GridGain Developers Hub

Storage Profiles

What is a Storage Profile?

Storage profiles are GridGain node entities that define a Storage Engine and its configuration parameters. They create a bridge between tables and the underlying storage engines that store data.

A storage profile defines:

  • What storage engine is used to store data

  • Configuration values for a particular Storage Engine’s configuration properties

Each node in a GridGain cluster can have multiple storage profiles defined, and a table can only have a single storage profile defined.

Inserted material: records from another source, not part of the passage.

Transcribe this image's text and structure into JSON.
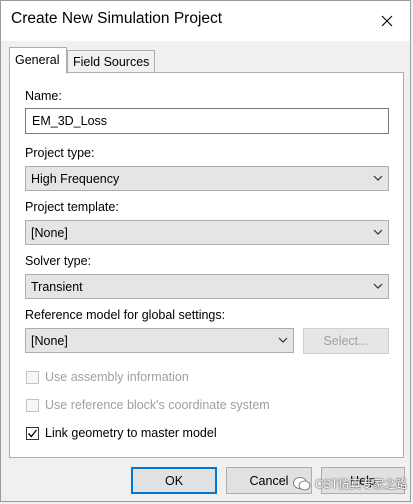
{
  "window": {
    "title": "Create New Simulation Project"
  },
  "tabs": [
    {
      "label": "General",
      "active": true
    },
    {
      "label": "Field Sources",
      "active": false
    }
  ],
  "form": {
    "name": {
      "label": "Name:",
      "value": "EM_3D_Loss"
    },
    "project_type": {
      "label": "Project type:",
      "value": "High Frequency"
    },
    "project_template": {
      "label": "Project template:",
      "value": "[None]"
    },
    "solver_type": {
      "label": "Solver type:",
      "value": "Transient"
    },
    "reference_model": {
      "label": "Reference model for global settings:",
      "value": "[None]",
      "select_label": "Select..."
    }
  },
  "checkboxes": [
    {
      "label": "Use assembly information",
      "checked": false,
      "enabled": false
    },
    {
      "label": "Use reference block's coordinate system",
      "checked": false,
      "enabled": false
    },
    {
      "label": "Link geometry to master model",
      "checked": true,
      "enabled": true
    }
  ],
  "buttons": {
    "ok": "OK",
    "cancel": "Cancel",
    "help": "Help"
  },
  "watermark": {
    "text": "CST仿真专家之路"
  },
  "colors": {
    "focus_border": "#0078d7",
    "disabled_text": "#a0a0a0"
  }
}
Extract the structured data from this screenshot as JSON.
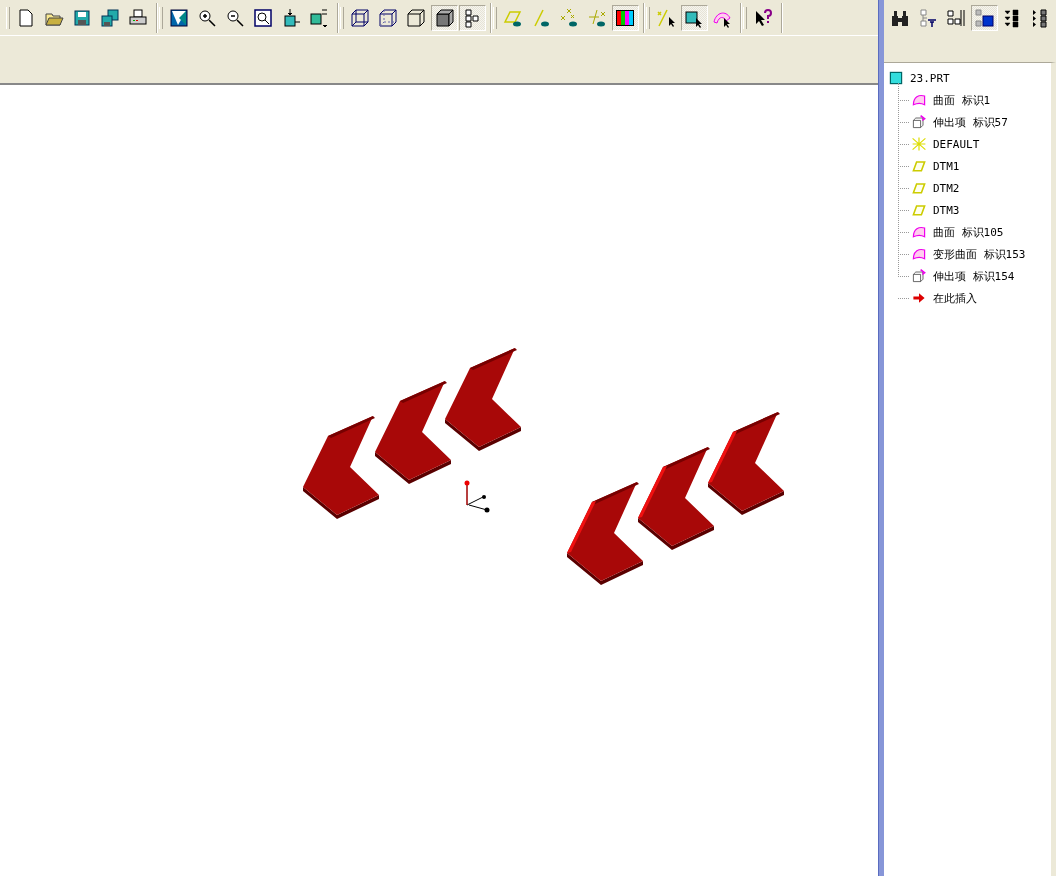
{
  "toolbar": {
    "groups": [
      [
        {
          "kind": "new",
          "pressed": false
        },
        {
          "kind": "open",
          "pressed": false
        },
        {
          "kind": "save",
          "pressed": false
        },
        {
          "kind": "save-copy",
          "pressed": false
        },
        {
          "kind": "print",
          "pressed": false
        }
      ],
      [
        {
          "kind": "repaint",
          "pressed": false
        },
        {
          "kind": "zoom-in",
          "pressed": false
        },
        {
          "kind": "zoom-out",
          "pressed": false
        },
        {
          "kind": "refit",
          "pressed": false
        },
        {
          "kind": "orient",
          "pressed": false
        },
        {
          "kind": "views",
          "pressed": false
        }
      ],
      [
        {
          "kind": "wireframe",
          "pressed": false
        },
        {
          "kind": "hidden",
          "pressed": false
        },
        {
          "kind": "no-hidden",
          "pressed": false
        },
        {
          "kind": "shaded",
          "pressed": true
        },
        {
          "kind": "tree",
          "pressed": true
        }
      ],
      [
        {
          "kind": "planes",
          "pressed": false
        },
        {
          "kind": "axes",
          "pressed": false
        },
        {
          "kind": "points",
          "pressed": false
        },
        {
          "kind": "csys",
          "pressed": false
        },
        {
          "kind": "color",
          "pressed": true
        }
      ],
      [
        {
          "kind": "pick-line",
          "pressed": false
        },
        {
          "kind": "pick-cube",
          "pressed": true
        },
        {
          "kind": "pick-surface",
          "pressed": false
        }
      ],
      [
        {
          "kind": "help",
          "pressed": false
        }
      ]
    ]
  },
  "side_toolbar": [
    {
      "kind": "find",
      "pressed": false
    },
    {
      "kind": "filter",
      "pressed": false
    },
    {
      "kind": "columns",
      "pressed": false
    },
    {
      "kind": "tree-panel",
      "pressed": true
    },
    {
      "kind": "collapse",
      "pressed": false
    },
    {
      "kind": "expand",
      "pressed": false
    }
  ],
  "tree": {
    "root": {
      "label": "23.PRT"
    },
    "children": [
      {
        "kind": "surface",
        "label": "曲面 标识1"
      },
      {
        "kind": "protrusion",
        "label": "伸出项 标识57"
      },
      {
        "kind": "csys",
        "label": "DEFAULT"
      },
      {
        "kind": "plane",
        "label": "DTM1"
      },
      {
        "kind": "plane",
        "label": "DTM2"
      },
      {
        "kind": "plane",
        "label": "DTM3"
      },
      {
        "kind": "surface",
        "label": "曲面 标识105"
      },
      {
        "kind": "surface",
        "label": "变形曲面 标识153"
      },
      {
        "kind": "protrusion",
        "label": "伸出项 标识154"
      },
      {
        "kind": "insert",
        "label": "在此插入"
      }
    ]
  }
}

Storage Profiles and Distribution Zones

A Distribution Zone must be configured to use a set of declared Storage Profiles, which can be used to parameterize tables created in this Zone with different Storage Engines. When creating a distribution zone, you specify which storage profiles it can use:

CREATE ZONE exampleZone WITH PARTITIONS=2, REPLICAS=3, STORAGE_PROFILES='profile1, profile3'

In this case, the tables created in this distribution zone can only use profile1 or profile3.

Default Storage Profile

GridGain creates a default storage profile that uses the persistent Apache Ignite storage engine (aipersist) to store data. Unless otherwise specified, distribution zones will use this storage profile to store data.

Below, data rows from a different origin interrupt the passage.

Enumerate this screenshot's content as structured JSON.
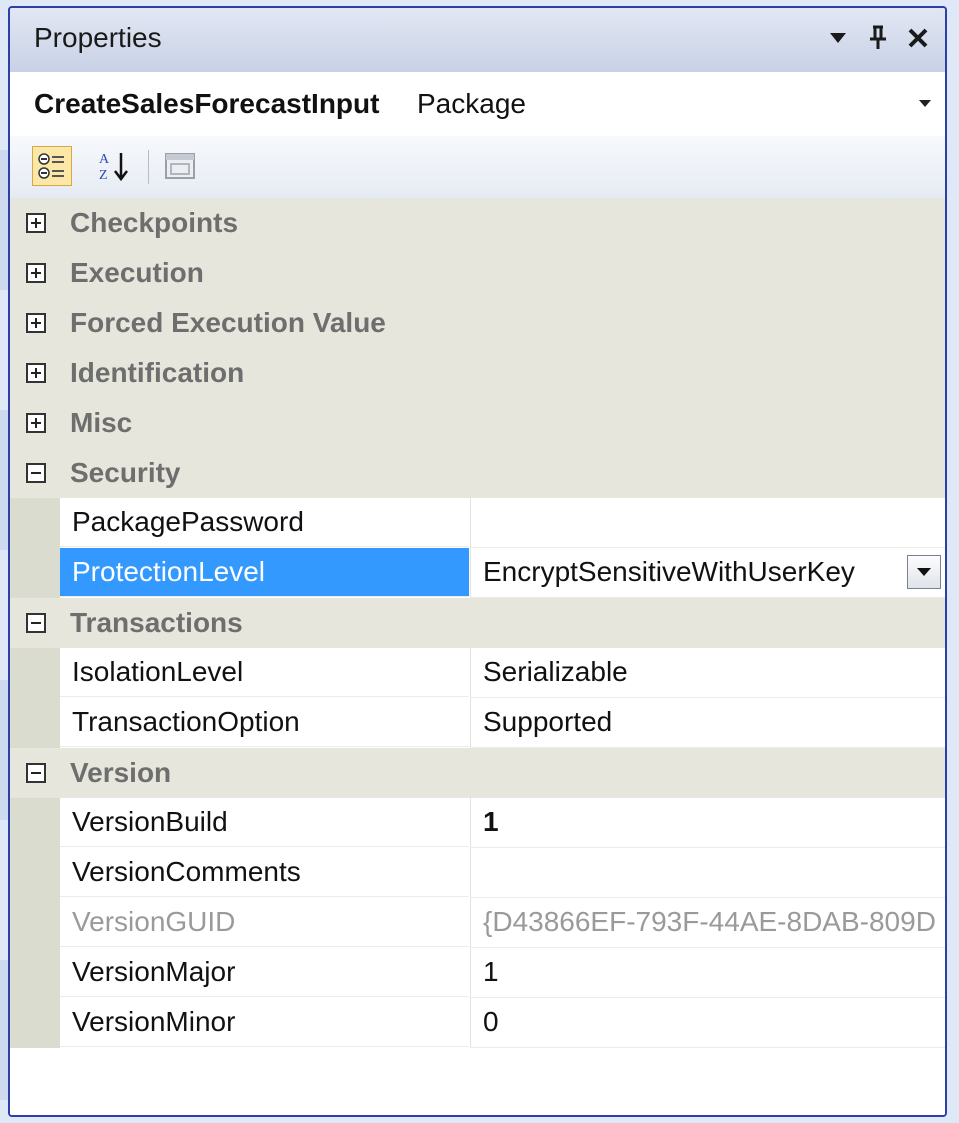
{
  "window": {
    "title": "Properties",
    "buttons": {
      "dropdown": "▾",
      "pin": "ᵩ",
      "close": "✕"
    }
  },
  "object_selector": {
    "name": "CreateSalesForecastInput",
    "type": "Package"
  },
  "toolbar": {
    "icons": [
      "categorized-icon",
      "alphabetical-icon",
      "property-pages-icon"
    ]
  },
  "grid": {
    "categories_collapsed": [
      "Checkpoints",
      "Execution",
      "Forced Execution Value",
      "Identification",
      "Misc"
    ],
    "security": {
      "label": "Security",
      "rows": [
        {
          "name": "PackagePassword",
          "value": ""
        },
        {
          "name": "ProtectionLevel",
          "value": "EncryptSensitiveWithUserKey",
          "selected": true
        }
      ]
    },
    "transactions": {
      "label": "Transactions",
      "rows": [
        {
          "name": "IsolationLevel",
          "value": "Serializable"
        },
        {
          "name": "TransactionOption",
          "value": "Supported"
        }
      ]
    },
    "version": {
      "label": "Version",
      "rows": [
        {
          "name": "VersionBuild",
          "value": "1"
        },
        {
          "name": "VersionComments",
          "value": ""
        },
        {
          "name": "VersionGUID",
          "value": "{D43866EF-793F-44AE-8DAB-809D",
          "readonly": true
        },
        {
          "name": "VersionMajor",
          "value": "1"
        },
        {
          "name": "VersionMinor",
          "value": "0"
        }
      ]
    }
  },
  "colors": {
    "frame": "#2b3fa6",
    "selection": "#3399ff",
    "category_bg": "#e6e6dc"
  }
}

To check the currently available profiles on the node, use the following command:

node config show ignite.storage.profiles

Creating and Using Storage Profiles

By default, only the default storage profile is created, however a node can have any number of storage profiles on it. To create a new profile, pass the profile configuration to the storage.profiles parameter:

node config update "ignite.storage.profiles:{rocksProfile{engine:rocksdb,size:10000}}"

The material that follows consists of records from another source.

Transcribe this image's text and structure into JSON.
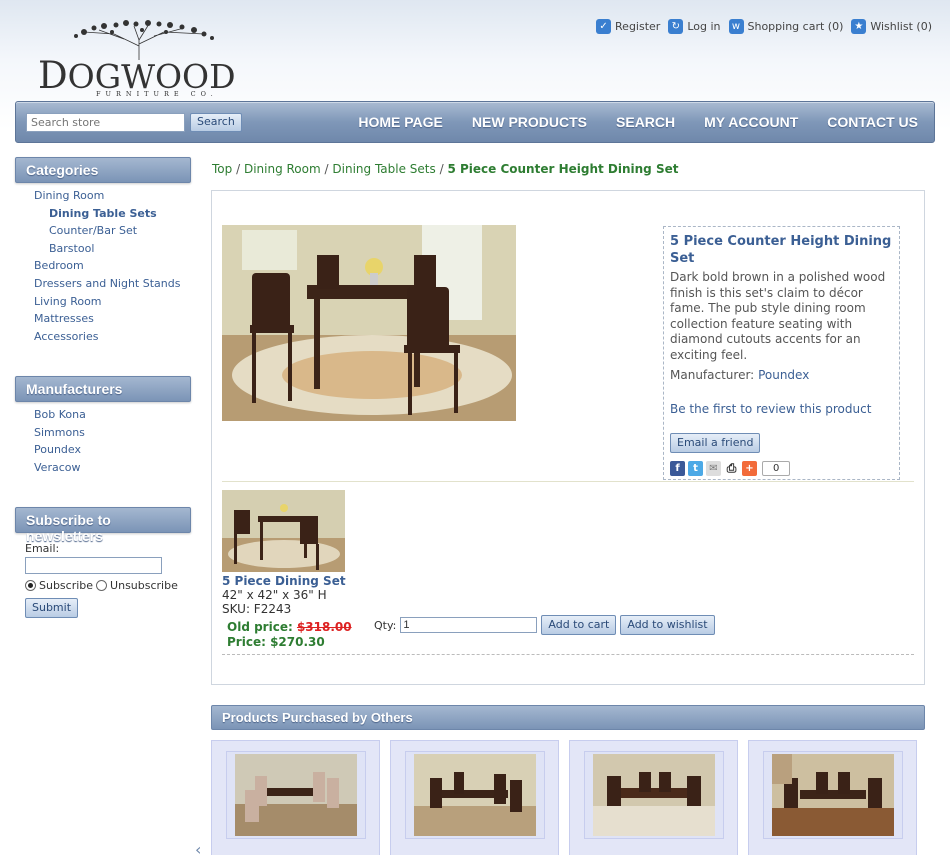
{
  "brand": {
    "name_first": "D",
    "name_rest": "OGWOOD",
    "tagline": "FURNITURE CO."
  },
  "header_links": [
    {
      "label": "Register",
      "icon": "check-icon"
    },
    {
      "label": "Log in",
      "icon": "login-icon"
    },
    {
      "label": "Shopping cart (0)",
      "icon": "cart-icon"
    },
    {
      "label": "Wishlist (0)",
      "icon": "star-icon"
    }
  ],
  "search": {
    "placeholder": "Search store",
    "button": "Search"
  },
  "nav": [
    "HOME PAGE",
    "NEW PRODUCTS",
    "SEARCH",
    "MY ACCOUNT",
    "CONTACT US"
  ],
  "categories": {
    "title": "Categories",
    "items": [
      {
        "label": "Dining Room",
        "level": 0
      },
      {
        "label": "Dining Table Sets",
        "level": 1,
        "active": true
      },
      {
        "label": "Counter/Bar Set",
        "level": 1
      },
      {
        "label": "Barstool",
        "level": 1
      },
      {
        "label": "Bedroom",
        "level": 0
      },
      {
        "label": "Dressers and Night Stands",
        "level": 0
      },
      {
        "label": "Living Room",
        "level": 0
      },
      {
        "label": "Mattresses",
        "level": 0
      },
      {
        "label": "Accessories",
        "level": 0
      }
    ]
  },
  "manufacturers": {
    "title": "Manufacturers",
    "items": [
      "Bob Kona",
      "Simmons",
      "Poundex",
      "Veracow"
    ]
  },
  "newsletter": {
    "title": "Subscribe to newsletters",
    "email_label": "Email:",
    "subscribe": "Subscribe",
    "unsubscribe": "Unsubscribe",
    "submit": "Submit"
  },
  "breadcrumb": {
    "items": [
      "Top",
      "Dining Room",
      "Dining Table Sets"
    ],
    "separator": "/",
    "current": "5 Piece Counter Height Dining Set"
  },
  "product": {
    "title": "5 Piece Counter Height Dining Set",
    "description": "Dark bold brown in a polished wood finish is this set's claim to décor fame. The pub style dining room collection feature seating with diamond cutouts accents for an exciting feel.",
    "manufacturer_label": "Manufacturer:",
    "manufacturer": "Poundex",
    "review_link": "Be the first to review this product",
    "email_friend": "Email a friend",
    "share_count": "0"
  },
  "variant": {
    "name": "5 Piece Dining Set",
    "dimensions": "42\" x 42\" x 36\" H",
    "sku": "SKU: F2243",
    "old_price_label": "Old price:",
    "old_price": "$318.00",
    "price_label": "Price:",
    "price": "$270.30",
    "qty_label": "Qty:",
    "qty_value": "1",
    "add_to_cart": "Add to cart",
    "add_to_wishlist": "Add to wishlist"
  },
  "also_purchased": {
    "title": "Products Purchased by Others",
    "count": 4
  },
  "colors": {
    "accent": "#3b5f94",
    "price_green": "#2e7d32",
    "old_price_red": "#dd2222",
    "nav_blue": "#7f97b8"
  }
}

After the configuration is updated, make sure to restart the node. The created storage profile will be available for use by a distribution zone after the restart.

Defining Tables With Storage Profiles

After you have defined your storage profiles and distribution zones, you can create tables in it by using SQL or from code. Both zone and storage profile cannot be changed after the table has been created.

For example, here is how you create a simple table:

CREATE TABLE exampleTable (key INT PRIMARY KEY, my_value VARCHAR) ZONE exampleZone STORAGE PROFILE 'profile1'

In this case, the exampleTable table will be using the storage engine with the parameters specified in the profile1 storage profile. If the node does not have the profile1, the table will not be stored on it. Each node may have different configuration for profile1, and data will be stored according to local configuration.

Secondary Storage Profiles

In some scenarios, it is preferable to have a separate storage for "cold" data, while the primary storage profile handles active users. Data in secondary storage profiles is always stored in columnar format optimized analytics workloads and can only be read. Updates to primary storage are automatically also applied to secondary storage.

You can create a secondary storage profile in a way similar to primary storage profiles:

node config update "ignite.storage.profiles:{columnar_storage{engine:columnar}}"

To define a secondary storage profile in your table, you need to make sure it is part of the distribution zone, and then specify it as a SECONDARY STORAGE PROFILE. This can only be done when the table is created, for example:

CREATE TABLE exampleTable (key INT PRIMARY KEY, my_value VARCHAR) PRIMARY ZONE exampleZone PRIMARY STORAGE PROFILE 'profile1' SECONDARY ZONE exampleZone SECONDARY STORAGE PROFILE 'columnar_storage'
SELECT /*+ use_secondary_storage */ * FROM exampleTable

You can also mix data from primary and secondary storage in a single query:

SELECT * FROM Person JOIN Company /*+ use_secondary_storage */ Companies
ON Person.id = Companies.companyName

You can also specify a separate distribution zone for the secondary storage, in which case secondary storage data will be placed according to the configuration for secondary zone:

CREATE TABLE exampleTable (key INT PRIMARY KEY, my_value VARCHAR) PRIMARY ZONE exampleZone PRIMARY STORAGE PROFILE 'profile1' SECONDARY ZONE columnarZone SECONDARY STORAGE PROFILE 'columnar_storage'